Esa frase se me quedó grabada, porque tenía razón.
En Puebla, miles de ciudadanos viven esa doble injusticia: la del delincuente que los despoja y la del sistema que los castiga por haber sido víctimas.
Por eso presenté una iniciativa para condonar el pago de arrastre, salvamento y corralón a toda persona que haya denunciado el robo de su vehículo y después lo recupere.
No se trata de un favor, sino de justicia. Porque nadie debería pagar por algo que nunca pidió vivir.
Detrás de este problema hay algo más profundo: un círculo de corrupción que durante años ha unido a algunos operadores de grúas, delincuentes y, lamentablemente, también a ciertas autoridades.
Un negocio donde todos ganan, menos el ciudadano.
Los delincuentes roban, las grúas “rescatan” y los corralones cobran.

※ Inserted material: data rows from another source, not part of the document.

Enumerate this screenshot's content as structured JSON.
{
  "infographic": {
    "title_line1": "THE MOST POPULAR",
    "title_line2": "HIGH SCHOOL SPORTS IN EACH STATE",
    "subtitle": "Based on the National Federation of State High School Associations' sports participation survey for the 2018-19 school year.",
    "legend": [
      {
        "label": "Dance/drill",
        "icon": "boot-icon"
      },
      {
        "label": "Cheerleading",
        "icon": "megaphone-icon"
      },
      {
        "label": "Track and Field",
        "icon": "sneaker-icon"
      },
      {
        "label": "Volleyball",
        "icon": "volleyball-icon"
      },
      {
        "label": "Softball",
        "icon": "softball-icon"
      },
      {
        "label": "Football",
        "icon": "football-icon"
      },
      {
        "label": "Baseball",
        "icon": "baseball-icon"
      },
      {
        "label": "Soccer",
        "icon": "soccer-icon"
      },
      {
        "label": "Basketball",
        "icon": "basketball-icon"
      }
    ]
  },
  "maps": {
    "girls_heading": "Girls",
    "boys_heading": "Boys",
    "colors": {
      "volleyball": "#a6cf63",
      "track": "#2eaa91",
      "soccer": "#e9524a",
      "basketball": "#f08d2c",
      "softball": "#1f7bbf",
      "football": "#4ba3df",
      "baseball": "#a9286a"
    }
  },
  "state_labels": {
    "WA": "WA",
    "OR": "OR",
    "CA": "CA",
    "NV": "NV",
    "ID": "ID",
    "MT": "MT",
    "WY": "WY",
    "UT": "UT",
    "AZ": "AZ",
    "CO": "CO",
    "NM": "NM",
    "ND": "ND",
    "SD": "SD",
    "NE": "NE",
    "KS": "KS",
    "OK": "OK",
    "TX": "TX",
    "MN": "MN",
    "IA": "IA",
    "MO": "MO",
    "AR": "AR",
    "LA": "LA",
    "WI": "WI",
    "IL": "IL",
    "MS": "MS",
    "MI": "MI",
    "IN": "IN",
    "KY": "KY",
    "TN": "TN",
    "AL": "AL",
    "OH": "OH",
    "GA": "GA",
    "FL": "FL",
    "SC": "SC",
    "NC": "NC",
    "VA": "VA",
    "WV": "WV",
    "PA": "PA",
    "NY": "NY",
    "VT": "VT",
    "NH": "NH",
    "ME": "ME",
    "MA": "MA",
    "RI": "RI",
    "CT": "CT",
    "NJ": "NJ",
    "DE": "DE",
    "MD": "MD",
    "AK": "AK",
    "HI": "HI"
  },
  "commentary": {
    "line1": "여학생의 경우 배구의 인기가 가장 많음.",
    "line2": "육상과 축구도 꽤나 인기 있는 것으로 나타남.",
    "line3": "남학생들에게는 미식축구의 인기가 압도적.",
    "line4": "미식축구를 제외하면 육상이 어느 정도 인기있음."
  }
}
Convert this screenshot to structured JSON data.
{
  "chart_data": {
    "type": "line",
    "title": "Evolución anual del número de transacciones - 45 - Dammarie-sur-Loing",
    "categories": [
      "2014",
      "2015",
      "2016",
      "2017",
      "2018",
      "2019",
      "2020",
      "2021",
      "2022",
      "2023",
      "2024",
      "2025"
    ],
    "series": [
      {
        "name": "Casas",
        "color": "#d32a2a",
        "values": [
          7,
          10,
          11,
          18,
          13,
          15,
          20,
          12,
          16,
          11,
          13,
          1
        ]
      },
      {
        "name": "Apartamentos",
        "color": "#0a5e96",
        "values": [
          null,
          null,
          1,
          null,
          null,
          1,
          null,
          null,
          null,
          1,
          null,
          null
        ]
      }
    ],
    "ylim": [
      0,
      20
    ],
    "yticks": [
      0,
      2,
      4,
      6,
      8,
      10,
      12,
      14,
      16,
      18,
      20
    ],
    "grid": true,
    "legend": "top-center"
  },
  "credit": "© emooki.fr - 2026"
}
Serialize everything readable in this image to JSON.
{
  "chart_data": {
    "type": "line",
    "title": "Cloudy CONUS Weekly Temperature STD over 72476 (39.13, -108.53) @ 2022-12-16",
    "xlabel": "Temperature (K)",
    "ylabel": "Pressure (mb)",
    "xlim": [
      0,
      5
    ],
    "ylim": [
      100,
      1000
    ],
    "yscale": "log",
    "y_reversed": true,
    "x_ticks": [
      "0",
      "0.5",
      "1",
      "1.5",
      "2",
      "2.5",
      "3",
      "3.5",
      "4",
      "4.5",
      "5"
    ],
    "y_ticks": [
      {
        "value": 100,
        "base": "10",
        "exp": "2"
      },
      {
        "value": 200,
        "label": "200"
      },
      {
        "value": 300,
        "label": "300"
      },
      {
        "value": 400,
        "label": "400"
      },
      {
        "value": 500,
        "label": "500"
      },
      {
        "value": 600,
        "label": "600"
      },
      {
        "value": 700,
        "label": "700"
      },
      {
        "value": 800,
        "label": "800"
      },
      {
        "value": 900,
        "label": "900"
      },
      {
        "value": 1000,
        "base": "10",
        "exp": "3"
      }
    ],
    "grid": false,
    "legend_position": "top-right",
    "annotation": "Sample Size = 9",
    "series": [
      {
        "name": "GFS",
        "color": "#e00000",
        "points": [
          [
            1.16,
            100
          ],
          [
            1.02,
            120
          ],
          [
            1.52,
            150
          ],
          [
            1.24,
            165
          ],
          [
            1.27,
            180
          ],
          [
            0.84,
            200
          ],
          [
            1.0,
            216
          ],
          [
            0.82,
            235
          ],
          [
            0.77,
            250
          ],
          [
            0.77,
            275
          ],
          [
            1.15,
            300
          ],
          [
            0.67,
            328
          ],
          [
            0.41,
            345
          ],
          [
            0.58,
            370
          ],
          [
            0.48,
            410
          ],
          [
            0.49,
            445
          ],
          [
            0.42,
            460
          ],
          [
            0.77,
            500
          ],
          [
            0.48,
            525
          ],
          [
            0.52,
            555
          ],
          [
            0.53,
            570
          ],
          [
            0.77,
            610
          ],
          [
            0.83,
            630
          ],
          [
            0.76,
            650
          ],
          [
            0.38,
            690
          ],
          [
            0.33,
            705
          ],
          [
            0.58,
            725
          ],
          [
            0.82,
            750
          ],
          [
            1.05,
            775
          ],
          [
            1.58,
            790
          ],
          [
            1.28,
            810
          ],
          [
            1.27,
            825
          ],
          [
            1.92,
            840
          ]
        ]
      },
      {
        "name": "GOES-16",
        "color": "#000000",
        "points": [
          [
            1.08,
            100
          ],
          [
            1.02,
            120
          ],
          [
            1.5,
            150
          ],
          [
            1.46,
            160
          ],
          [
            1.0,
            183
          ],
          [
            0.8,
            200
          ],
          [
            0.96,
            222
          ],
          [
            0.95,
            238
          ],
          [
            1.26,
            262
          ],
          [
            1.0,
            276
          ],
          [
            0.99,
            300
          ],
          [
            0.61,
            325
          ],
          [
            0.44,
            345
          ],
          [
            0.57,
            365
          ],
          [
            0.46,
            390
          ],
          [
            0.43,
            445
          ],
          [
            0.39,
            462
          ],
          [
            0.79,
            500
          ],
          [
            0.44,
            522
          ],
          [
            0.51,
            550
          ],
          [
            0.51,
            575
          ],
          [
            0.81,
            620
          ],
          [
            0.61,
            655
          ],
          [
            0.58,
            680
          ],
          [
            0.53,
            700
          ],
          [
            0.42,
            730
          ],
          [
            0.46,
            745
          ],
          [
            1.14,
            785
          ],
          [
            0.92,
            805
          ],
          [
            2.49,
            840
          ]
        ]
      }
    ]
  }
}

Y mientras tanto, la víctima vuelve a pagar por su propio dolor.
Romper ese ciclo no es fácil, pero hoy en Puebla se está haciendo.
El gobernador Alejandro Armenta ha puesto la seguridad como prioridad de Estado, impulsando una visión donde la justicia sea cercana, moderna y humana.
Y junto al vicealmirante secretario de Seguridad Pública, Francisco Sánchez se ha trazado una ruta clara: combatir la corrupción en todos los niveles, dignificar el servicio policial y limpiar las redes que durante años se beneficiaron del desorden.
Desde el Congreso, sumamos a esa visión con leyes que protejan a las víctimas y devuelvan la confianza en las instituciones.
Porque la seguridad no solo se defiende con más patrullas, sino con más justicia y más transparencia.
A Don Manuel ya no le van a devolver los días que perdió, pero si logramos que nadie más viva lo mismo, habrá valido la pena.
Porque la verdadera seguridad no está en castigar más, sino en proteger mejor.
En Puebla hay quien te roba el coche… y quien te cobra por recuperarlo.
Romper ese círculo de corrupción también es hacer justicia.